Friday, June 5, 2009

Easer Eggs

I know I promised house pictures, but I have almost 2 months worth of pictures and stories that I couldn't publish while I was camping out at my parents' house.  So there will be a little catch up going on.  First up, Easter eggs.

I love dying Easter eggs.  My sister and I dyed eggs together until she had her first son, and then we let him in on the fun.  She was in her 30s and I in my 20s.  (Don't ask how long I trick or treated for) Aaron doesn't recall dying eggs as a child and I have always felt sorry for him.  Think of what he missed out on.  The fizz of the Paas color disc when you add the vinegar.  The white eggs turning lovely shades of pink, green, yellow and blue.  The wax crayon that never works quite right.  Making 2 tone eggs.  And then, the hiding.  Our gang, Ben, Erin, Brian and I, hid eggs for a week at least after Easter.  My Mom made us do it outside for fear of one getting lost.  She was right.  I seem to remember finding an old egg down a gopher hole every year.  

My Babci, grandma, made beautiful eggs for us every Easter.  She used onion skins and they were a marbled brown that no Paas dye kit could ever recreate.  I asked her how to make them this year.  She said she saves onion skins all year long.  She also suggested I try purple onions, although I only remember the brown ones.  I plan on making them with my kids next year.  I'd like to carry on that tradition.  
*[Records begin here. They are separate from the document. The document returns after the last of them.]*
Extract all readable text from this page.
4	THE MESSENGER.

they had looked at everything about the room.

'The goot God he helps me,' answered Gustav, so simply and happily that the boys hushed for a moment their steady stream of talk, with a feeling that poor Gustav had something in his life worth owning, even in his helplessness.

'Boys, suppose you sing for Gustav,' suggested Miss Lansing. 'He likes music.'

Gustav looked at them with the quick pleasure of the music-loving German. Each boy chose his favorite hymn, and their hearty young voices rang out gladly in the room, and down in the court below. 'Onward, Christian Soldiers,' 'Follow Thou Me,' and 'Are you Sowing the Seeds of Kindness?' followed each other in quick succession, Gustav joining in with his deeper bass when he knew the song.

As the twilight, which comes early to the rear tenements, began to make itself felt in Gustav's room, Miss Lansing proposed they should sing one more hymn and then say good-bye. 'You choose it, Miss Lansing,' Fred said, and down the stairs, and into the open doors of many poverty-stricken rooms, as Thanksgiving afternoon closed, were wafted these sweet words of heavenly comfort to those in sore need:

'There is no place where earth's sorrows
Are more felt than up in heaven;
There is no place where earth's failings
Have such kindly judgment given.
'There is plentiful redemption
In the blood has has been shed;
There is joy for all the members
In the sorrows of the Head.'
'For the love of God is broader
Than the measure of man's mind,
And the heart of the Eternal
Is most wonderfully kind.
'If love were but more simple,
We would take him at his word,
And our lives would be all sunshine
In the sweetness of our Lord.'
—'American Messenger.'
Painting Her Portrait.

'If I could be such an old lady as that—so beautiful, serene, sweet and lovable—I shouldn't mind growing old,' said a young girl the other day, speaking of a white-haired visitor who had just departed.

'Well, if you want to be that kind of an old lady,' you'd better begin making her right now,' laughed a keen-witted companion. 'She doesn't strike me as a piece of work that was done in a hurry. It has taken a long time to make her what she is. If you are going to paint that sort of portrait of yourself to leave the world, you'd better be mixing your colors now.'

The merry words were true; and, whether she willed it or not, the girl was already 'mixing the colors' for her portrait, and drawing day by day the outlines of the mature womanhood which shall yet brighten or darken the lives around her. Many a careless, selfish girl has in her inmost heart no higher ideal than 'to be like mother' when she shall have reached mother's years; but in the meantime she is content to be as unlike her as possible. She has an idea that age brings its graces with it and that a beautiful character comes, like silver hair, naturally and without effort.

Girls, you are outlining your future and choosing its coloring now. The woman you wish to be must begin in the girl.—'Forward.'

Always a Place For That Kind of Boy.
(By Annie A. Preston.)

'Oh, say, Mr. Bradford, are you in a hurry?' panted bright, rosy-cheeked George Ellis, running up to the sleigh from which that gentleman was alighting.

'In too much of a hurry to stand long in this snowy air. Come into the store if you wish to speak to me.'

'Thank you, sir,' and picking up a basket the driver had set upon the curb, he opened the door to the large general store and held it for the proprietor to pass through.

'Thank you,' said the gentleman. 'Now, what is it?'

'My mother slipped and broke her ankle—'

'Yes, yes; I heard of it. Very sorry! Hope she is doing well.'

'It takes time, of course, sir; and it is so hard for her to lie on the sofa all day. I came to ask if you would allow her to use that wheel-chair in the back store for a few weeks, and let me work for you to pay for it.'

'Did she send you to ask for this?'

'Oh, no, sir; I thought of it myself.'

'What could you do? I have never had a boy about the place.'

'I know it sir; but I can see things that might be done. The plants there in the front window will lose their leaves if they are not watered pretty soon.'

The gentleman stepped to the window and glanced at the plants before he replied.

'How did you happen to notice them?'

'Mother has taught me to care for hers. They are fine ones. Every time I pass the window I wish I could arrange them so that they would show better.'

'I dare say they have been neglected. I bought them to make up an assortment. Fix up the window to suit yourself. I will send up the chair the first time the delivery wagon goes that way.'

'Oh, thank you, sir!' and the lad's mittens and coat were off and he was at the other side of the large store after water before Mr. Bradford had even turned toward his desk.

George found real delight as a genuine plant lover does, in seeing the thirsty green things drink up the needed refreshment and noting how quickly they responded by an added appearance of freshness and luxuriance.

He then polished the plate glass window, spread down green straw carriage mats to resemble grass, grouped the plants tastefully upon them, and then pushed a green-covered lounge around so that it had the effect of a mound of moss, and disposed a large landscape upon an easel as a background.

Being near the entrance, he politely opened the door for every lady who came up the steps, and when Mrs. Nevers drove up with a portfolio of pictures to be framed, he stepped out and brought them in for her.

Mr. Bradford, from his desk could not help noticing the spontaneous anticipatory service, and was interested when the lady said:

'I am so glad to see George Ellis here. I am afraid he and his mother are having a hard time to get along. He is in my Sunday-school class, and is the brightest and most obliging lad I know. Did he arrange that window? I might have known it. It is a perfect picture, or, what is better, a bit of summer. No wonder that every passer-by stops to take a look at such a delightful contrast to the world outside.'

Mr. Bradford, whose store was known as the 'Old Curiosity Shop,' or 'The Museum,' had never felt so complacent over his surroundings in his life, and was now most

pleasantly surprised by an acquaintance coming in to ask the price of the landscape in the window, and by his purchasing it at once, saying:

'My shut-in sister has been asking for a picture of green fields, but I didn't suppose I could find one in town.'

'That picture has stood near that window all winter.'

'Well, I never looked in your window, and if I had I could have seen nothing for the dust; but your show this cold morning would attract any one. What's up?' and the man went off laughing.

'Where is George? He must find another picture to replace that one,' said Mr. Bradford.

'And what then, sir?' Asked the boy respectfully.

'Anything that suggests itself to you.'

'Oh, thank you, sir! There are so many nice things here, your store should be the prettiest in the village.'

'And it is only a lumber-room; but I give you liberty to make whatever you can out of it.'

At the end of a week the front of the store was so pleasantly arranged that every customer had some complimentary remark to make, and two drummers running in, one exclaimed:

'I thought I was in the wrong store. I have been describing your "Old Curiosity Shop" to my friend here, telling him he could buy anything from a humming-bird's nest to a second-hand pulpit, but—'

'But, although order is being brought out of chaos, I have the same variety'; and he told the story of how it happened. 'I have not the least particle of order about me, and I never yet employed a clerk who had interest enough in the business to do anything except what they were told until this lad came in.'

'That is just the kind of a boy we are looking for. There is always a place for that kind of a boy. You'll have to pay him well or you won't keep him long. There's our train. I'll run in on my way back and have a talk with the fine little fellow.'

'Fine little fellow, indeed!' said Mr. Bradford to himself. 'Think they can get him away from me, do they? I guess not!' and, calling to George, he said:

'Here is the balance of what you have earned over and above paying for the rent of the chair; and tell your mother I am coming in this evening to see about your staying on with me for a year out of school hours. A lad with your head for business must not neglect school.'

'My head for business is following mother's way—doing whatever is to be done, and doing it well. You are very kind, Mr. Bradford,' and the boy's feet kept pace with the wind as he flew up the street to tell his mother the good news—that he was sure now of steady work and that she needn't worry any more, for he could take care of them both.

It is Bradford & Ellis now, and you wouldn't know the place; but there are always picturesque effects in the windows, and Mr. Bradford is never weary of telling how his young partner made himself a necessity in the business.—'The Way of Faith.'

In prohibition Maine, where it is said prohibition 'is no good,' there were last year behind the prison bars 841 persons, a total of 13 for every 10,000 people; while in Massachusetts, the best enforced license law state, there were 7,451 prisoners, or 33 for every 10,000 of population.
I also want to try dying eggs with silk ties.  I saw it on Martha Stewart (get the info here) and it looks very fun and really cool.  
This year though, I had my hands plenty full with moving, and living out of a duffel bag.  In fact, I almost forgot to dye eggs.  My hands were also full with 3 kids, 2 of whom have no concept of "be careful, don't spill, you can't drop the eggs in the bowls" and all the other warnings I offered up to them.  It was a bit more stressful than I remember in the past, but still fun.    
In the end, both boys got to dye a dozen eggs.  Lilly didn't knock over any bowls of dye.  James loved seeing his eggs turn different colors of his choosing.  And William?  Well, my prediction was that William would end up with every egg the same color.  You know that dirty greenish brown that comes when you mix all the colors together?
 
I was right.       

1 comment:

Shannon said...

HAHAHA... the carton full of brownish green eggs! Both my nephews managed to do that a couple years in a row.